Mechanistic least-squares fit. All arguments (df, time_col, x_cols, s_cols) default to attached/internal values if None.

A description of the least-squares-specific parameters:

Parameters:
  • lb_factor – Lower bound factor, multiplied with starting parameters to determine the lower bound of the estimation.

  • ub_factor – Upper bound factor, multiplied with starting parameters to determine the upper bound of the estimation.

  • X0 – Initial X values, will be estimated from the data if not given

  • S0 – Initial S values, will be estimated from the data if not given

  • include_metabolites – Whether to calculate time-series residuals for metabolites (S) or only for species (X).
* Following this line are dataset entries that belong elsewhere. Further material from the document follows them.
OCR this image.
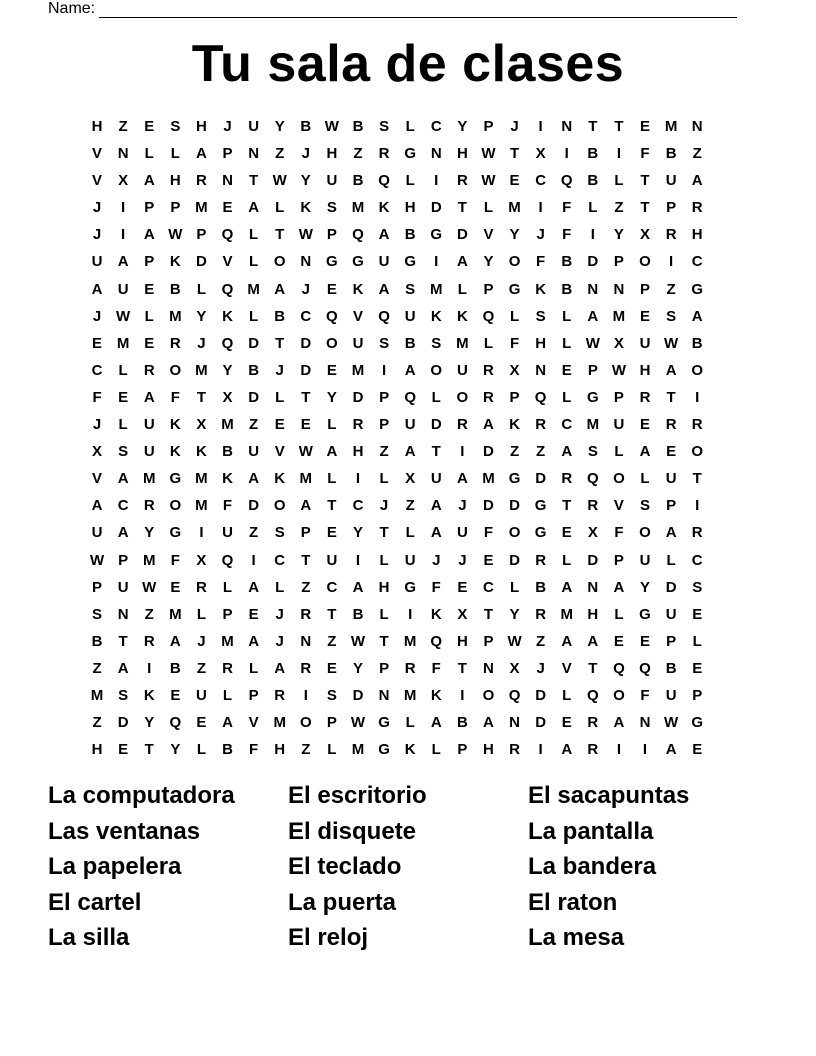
Name:
Tu sala de clases
H	Z	E	S	H	J	U	Y	B W B	S	L	C	Y	P	J	I	N	T	T	E M N
V	N	L	L	A	P	N	Z	J	H	Z	R G N	H W T	X	I	B	I	F	B	Z
V	X	A	H	R	N	T W Y	U	B Q	L	I	R W E	C Q B	L	T	U	A
J	I	P	P M E	A	L	K	S M K	H	D	T	L	M	I	F	L	Z	T	P	R
J	I	A W P	Q	L	T W P	Q A	B G D	V	Y	J	F	I	Y	X	R	H
U	A	P	K	D	V	L	O N G G U G	I	A	Y	O	F	B	D	P	O	I	C
A	U	E	B	L	Q M A	J	E	K	A	S M	L	P	G K	B	N	N	P	Z	G
J W L	M Y	K	L	B	C Q	V	Q U	K	K Q	L	S	L	A M E	S	A
E M E	R	J	Q D	T	D O U	S	B	S M	L	F	H	L W X	U W B
C	L	R O M Y	B	J	D	E M	I	A O U	R	X	N	E	P W H	A O
F	E	A	F	T	X	D	L	T	Y	D	P	Q	L	O R	P	Q	L	G	P	R	T	I
J	L	U	K	X M	Z	E	E	L	R	P	U	D	R	A	K	R	C M U	E	R	R
X	S	U	K	K	B	U	V W A	H	Z	A	T	I	D	Z	Z	A	S	L	A	E	O
V	A M G M K	A	K M	L	I	L	X	U	A M G D	R Q O	L	U	T
A	C	R O M	F	D O A	T	C	J	Z	A	J	D	D G	T	R	V	S	P	I
U	A	Y	G	I	U	Z	S	P	E	Y	T	L	A	U	F	O G	E	X	F	O A	R
W P M	F	X	Q	I	C	T	U	I	L	U	J	J	E	D	R	L	D	P	U	L	C
P	U W E	R	L	A	L	Z	C	A	H G	F	E	C	L	B	A	N	A	Y	D	S
S	N	Z	M	L	P	E	J	R	T	B	L	I	K	X	T	Y	R M H	L	G U	E
B	T	R	A	J	M A	J	N	Z W T	M Q H	P W Z	A	A	E	E	P	L
Z	A	I	B	Z	R	L	A	R	E	Y	P	R	F	T	N	X	J	V	T	Q Q B	E
M S	K	E	U	L	P	R	I	S	D	N M K	I	O Q D	L	Q O	F	U	P
Z	D	Y	Q	E	A	V M O	P W G	L	A	B	A	N	D	E	R	A	N W G
H	E	T	Y	L	B	F	H	Z	L	M G K	L	P	H	R	I	A	R	I	I	A	E
La computadora	El escritorio	El sacapuntas
Las ventanas	El disquete	La pantalla
La papelera	El teclado	La bandera
El cartel	La puerta	El raton
La silla	El reloj	La mesa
  • weight – Per-species/per-metabolite weighting. If “median”, scales weights based on the median value of the data. If “equal”, does not scale weights.

fit_mcmc(
df=None,
time_col: str | None = None,
x_cols: List[str] | None = None,
s_cols: List[str] | None = None,
params0: Dict[str, ndarray | float | Callable[[float], float]] | None = None,
fit_a: bool = True,
nsimu: int = 10000,
sigma2: float = 12.0,
burn: float = 0.8,
nsamp: int = 200,
seed: int = 1234,
)

Run MCMC parameter estimation. All arguments (df, time_col, x_cols, s_cols) default to attached/internal values if None.

A description of the MCMC-specific parameters:

Parameters:
  • nsimu – Number of simulations in each chain

  • sigma2 – Initial observation error

  • burn – Fraction of samples to drop as burn-in

  • nsamp – Number of posterior samples to pick

  • seed – Random seed

simulate(
y0: ndarray | torch.Tensor | list | tuple | float | int,
t: ndarray | torch.Tensor | list | tuple | float | int,
*,
log_space: bool = False,
method: str | None = None,
solver_options: Dict | None = None,
) SimpleNamespace

A convenience wrapper for BaseODEModel.predict

to_dict() Dict[str, float | list]

Serialize model to a dict.

References

  • Levins, R. (1968). Evolution in changing environments: some theoretical explorations (No. 2). Princeton University Press.

  • MacArthur, R. (1970). Species packing and competitive equilibrium for many species. Theoretical Population Biology, 1(1), 1-11.

  • Niehaus, L., Boland, I., Liu, M., Chen, K., Fu, D., Henckel, C., … & Momeni, B. (2019). Microbial coexistence through chemical-mediated interactions. Nature Communications, 10(1), 2052.

  • Butler, S., & O’Dwyer, J. P. (2018). Stability criteria for complex microbial communities. Nature Communications, 9(1), 2970.